CidelândiaMA

13.152 habitantes · IBGE 2103257

IA

Resumo socioambiental

Cidelândia/MA apresenta quadro socioambiental preocupante em saneamento, com sinais mais favoráveis apenas na trajetória recente de emissões de gases de efeito estufa. A cobertura de água atinge 35,4% em 2024, muito abaixo da mediana nacional (73,2%) e da média estadual (53,5%), posicionando o município no percentil 9 — entre os piores do país. O tratamento de esgoto é inexistente (0,0% em 2022), contra mediana nacional de 33,3% e estadual de 23,5%. A perda de água, que deveria ser minimizada, chega a 74,9% em 2024, patamar crítico frente à mediana nacional de 29,1% e mesmo à UF (57,3%), colocando o município no percentil 96 — ou seja, entre os piores 4% do Brasil nesse indicador, com tendência de alta constante desde 2010 (+39,8%).

No manejo de resíduos sólidos, houve avanço expressivo na coleta domiciliar, que passou de 41,0% (2010) para 67,7% (2022), embora ainda abaixo da mediana nacional (76,9%) e próxima da UF (65,5%). O destino inadequado de resíduos caiu de 59,0% para 30,5% no mesmo período, uma melhora relevante, mas o indicador permanece acima da mediana nacional (14,9%) e da UF (29,4%), situando o município no percentil 75 — entre os piores do país nesse quesito. Essa persistência de destinação inadequada ajuda a explicar o crescimento das emissões de resíduos, que subiram de 4.456 para 6.532 tCO₂e entre 2010 e 2024 (+46,6%), superando a mediana nacional (6.191 tCO₂e).
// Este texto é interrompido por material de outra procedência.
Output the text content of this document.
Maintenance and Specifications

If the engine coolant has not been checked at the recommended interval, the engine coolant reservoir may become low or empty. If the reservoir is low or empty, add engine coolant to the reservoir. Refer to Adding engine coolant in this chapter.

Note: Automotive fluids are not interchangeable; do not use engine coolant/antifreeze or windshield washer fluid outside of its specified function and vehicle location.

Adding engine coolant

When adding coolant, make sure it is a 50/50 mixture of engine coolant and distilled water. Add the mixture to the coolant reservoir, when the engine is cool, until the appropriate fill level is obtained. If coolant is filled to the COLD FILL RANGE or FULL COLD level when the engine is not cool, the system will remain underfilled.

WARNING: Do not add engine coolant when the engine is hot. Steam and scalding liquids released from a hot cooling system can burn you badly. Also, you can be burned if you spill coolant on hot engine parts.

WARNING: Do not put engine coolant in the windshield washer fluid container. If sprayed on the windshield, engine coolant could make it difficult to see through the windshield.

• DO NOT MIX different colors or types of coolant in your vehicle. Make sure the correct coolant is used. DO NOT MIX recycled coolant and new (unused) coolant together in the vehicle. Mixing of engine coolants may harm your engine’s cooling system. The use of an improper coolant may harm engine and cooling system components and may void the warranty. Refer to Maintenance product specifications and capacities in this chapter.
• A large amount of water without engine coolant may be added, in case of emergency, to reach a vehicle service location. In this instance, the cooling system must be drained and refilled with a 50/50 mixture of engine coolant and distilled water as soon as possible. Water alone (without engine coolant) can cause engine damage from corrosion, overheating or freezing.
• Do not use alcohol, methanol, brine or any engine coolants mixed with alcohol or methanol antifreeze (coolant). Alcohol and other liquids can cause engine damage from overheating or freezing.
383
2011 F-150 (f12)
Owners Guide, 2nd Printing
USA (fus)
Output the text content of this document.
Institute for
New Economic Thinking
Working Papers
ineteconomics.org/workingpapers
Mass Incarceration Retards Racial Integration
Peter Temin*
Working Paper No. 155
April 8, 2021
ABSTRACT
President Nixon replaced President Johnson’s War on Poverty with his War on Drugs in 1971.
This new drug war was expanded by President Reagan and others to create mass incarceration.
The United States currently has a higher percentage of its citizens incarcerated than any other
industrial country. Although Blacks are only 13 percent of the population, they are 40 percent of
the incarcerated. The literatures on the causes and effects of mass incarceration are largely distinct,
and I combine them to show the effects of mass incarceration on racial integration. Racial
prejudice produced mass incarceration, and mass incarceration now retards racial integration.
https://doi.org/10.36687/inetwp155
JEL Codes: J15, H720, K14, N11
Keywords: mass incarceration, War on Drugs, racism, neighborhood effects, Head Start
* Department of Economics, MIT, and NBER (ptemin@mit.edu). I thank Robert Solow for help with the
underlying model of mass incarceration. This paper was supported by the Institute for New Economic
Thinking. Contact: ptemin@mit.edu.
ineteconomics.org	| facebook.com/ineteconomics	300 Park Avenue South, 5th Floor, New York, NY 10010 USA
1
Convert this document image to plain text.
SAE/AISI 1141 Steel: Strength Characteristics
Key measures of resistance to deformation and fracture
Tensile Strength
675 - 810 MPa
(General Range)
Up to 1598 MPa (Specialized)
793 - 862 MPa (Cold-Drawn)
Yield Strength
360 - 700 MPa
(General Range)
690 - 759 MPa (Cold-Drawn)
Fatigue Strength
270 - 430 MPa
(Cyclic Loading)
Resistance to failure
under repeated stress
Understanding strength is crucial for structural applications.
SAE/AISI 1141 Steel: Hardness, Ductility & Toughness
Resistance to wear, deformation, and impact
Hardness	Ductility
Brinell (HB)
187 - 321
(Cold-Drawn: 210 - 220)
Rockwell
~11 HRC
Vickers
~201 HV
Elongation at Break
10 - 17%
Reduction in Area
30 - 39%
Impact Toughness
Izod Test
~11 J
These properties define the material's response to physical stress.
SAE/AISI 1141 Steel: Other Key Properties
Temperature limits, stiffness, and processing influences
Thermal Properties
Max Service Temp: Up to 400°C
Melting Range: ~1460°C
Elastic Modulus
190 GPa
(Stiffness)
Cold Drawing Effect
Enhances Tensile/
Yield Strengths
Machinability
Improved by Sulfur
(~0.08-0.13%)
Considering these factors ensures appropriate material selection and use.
Nas emissões totais de GEE, houve queda acentuada entre 2023 e 2024, de 1.307.772 para 552.563 tCO₂e (-58,6% na série), possivelmente refletindo redução do uso e mudança da terra, historicamente dominante no perfil de emissões do município. Ainda assim, o valor permanece quatro vezes acima da mediana nacional (138.513 tCO₂e), no percentil 82. As emissões de energia cresceram de forma acentuada na série (+369,7%), atingindo 52.639 tCO₂e em 2024, quase três vezes a mediana nacional (18.929 tCO₂e), indicando pressão crescente desse setor mesmo com oscilações anuais.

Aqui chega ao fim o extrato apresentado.